It started in 2013, when Shafer found that Faircom's data 'encryption' package was really just a poor attempt at obfuscating info and had exposed a dentist's office to data theft. The researcher scored a win when the FTC settled with Faircom over false advertising, but Shafer faced an FBI raid in 2016 when another dentist's office responded to Shafer's disclosure of a glaring security hole (an open FTP server) by claiming he had broken the law. Shafer learned the name of one of the agents involved, Nathan Hopp, and found out that the agent was also linked to the arrest of John Rivello over the attempt to attack journalist Kurt Eichenwald with a seizure-inducing tweet.

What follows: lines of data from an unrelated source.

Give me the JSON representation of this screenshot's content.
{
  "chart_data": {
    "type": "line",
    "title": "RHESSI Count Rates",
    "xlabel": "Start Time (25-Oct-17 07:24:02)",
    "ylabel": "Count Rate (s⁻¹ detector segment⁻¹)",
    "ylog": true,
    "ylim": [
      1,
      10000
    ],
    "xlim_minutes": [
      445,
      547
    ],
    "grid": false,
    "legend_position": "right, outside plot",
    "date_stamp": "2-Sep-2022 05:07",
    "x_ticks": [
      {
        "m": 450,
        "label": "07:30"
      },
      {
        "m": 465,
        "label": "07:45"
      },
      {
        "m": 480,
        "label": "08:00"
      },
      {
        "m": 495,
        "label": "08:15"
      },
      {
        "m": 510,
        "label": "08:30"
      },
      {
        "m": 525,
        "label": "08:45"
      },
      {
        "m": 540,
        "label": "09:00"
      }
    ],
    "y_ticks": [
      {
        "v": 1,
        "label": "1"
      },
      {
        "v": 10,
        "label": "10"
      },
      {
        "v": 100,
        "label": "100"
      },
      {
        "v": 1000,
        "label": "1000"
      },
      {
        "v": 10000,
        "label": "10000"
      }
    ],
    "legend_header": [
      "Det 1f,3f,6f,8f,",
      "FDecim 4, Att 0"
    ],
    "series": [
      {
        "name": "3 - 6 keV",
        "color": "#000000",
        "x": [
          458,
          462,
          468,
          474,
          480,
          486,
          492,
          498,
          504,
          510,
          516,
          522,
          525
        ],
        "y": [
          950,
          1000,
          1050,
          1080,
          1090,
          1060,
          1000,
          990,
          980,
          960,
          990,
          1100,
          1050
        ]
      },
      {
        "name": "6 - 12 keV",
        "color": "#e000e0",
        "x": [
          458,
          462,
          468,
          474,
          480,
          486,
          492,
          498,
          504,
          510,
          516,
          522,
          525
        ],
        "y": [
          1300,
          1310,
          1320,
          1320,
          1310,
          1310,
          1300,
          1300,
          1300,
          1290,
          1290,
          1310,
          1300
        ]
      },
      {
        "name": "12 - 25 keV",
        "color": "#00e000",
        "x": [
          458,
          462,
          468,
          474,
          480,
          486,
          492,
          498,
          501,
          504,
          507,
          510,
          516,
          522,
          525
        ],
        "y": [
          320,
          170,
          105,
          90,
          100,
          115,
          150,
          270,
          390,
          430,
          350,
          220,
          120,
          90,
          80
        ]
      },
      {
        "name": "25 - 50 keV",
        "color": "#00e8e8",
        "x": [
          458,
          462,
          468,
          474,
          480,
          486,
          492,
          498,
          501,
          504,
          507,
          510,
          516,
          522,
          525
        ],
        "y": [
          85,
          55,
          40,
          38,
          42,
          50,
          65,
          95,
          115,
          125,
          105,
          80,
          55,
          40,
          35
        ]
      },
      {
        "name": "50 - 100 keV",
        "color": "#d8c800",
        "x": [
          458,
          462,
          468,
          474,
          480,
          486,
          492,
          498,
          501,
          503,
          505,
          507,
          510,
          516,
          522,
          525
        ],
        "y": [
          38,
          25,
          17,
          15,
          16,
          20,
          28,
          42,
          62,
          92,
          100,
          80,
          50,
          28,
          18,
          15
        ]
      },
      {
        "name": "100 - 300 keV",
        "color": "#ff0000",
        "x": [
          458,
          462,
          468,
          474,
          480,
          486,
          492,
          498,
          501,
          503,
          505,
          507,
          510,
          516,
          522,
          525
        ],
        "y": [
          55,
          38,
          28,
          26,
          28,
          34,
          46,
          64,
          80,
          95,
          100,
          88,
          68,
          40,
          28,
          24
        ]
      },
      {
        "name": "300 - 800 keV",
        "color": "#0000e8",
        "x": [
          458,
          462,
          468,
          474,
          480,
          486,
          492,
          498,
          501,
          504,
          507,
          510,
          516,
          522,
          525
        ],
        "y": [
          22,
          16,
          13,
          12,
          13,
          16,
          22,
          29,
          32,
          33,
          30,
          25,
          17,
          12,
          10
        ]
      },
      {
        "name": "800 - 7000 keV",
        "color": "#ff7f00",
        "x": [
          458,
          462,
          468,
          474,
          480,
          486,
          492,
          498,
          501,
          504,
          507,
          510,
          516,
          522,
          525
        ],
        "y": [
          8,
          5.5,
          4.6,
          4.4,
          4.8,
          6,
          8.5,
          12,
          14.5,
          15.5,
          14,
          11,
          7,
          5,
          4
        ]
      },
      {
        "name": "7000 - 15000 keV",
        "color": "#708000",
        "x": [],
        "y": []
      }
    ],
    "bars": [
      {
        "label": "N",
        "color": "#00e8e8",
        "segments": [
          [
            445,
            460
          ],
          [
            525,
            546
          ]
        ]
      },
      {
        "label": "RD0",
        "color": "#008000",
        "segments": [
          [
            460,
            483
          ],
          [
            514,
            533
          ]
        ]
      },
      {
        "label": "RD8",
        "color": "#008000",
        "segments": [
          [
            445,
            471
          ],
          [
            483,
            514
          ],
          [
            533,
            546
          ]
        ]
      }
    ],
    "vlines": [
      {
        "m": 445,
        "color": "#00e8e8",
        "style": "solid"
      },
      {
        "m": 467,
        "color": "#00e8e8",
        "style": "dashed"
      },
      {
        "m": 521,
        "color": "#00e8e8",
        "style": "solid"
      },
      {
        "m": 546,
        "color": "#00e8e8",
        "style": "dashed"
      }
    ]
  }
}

The researcher then searched for public data on Hopp, such as family connections, and shared it on Twitter. White, Lee and the other Twitter users mentioned in the tweet had started their own discussions about Hopp, and Shafer's one-emoji tweet was a response to Honcho's joke that Hopp is the "least busy FBI agent of all time." The DOJ believes that Shafer was effectively stalking Hopp by publishing the info he did, and it's collecting info from those other users simply because they were swept up in his tweets.
If it sounds ridiculous... well, you're not alone. The other five users weren't the ones looking up Hopp's info, and stalking charges would only hold up if prosecutors could prove Shafer had intended to harass or otherwise harm the FBI agent. That clearly wasn't the case here -- Shafer was looking things up out of curiosity, not as part of a doxxing attempt to punish Hopp for the raid. The comments on the criminal complaint even suggest that authorities know they don't have a good case.
Whether or not this goes further isn't clear. The DOJ hadn't responded to a request for comment as of this writing, but Twitter pointed us to a tweet from Dissent Doe noting that the social network was fighting the subpoena. Still, that the subpoena exists at all is a little unsettling. Although there is the chance that Shafer's data hunt could have led to someone targeting Hopp, the complaint and the ensuing subpoena could be seen by outsiders as excessive. Does the DOJ really need to chase after Shafer, let alone sensitive info (such as connection data) for the people he talked to online? Intentionally or not, the DOJ is implying that any discussion of law enforcement agents' personal lives is forbidden, even if it's strictly aspects of those lives that are public knowledge.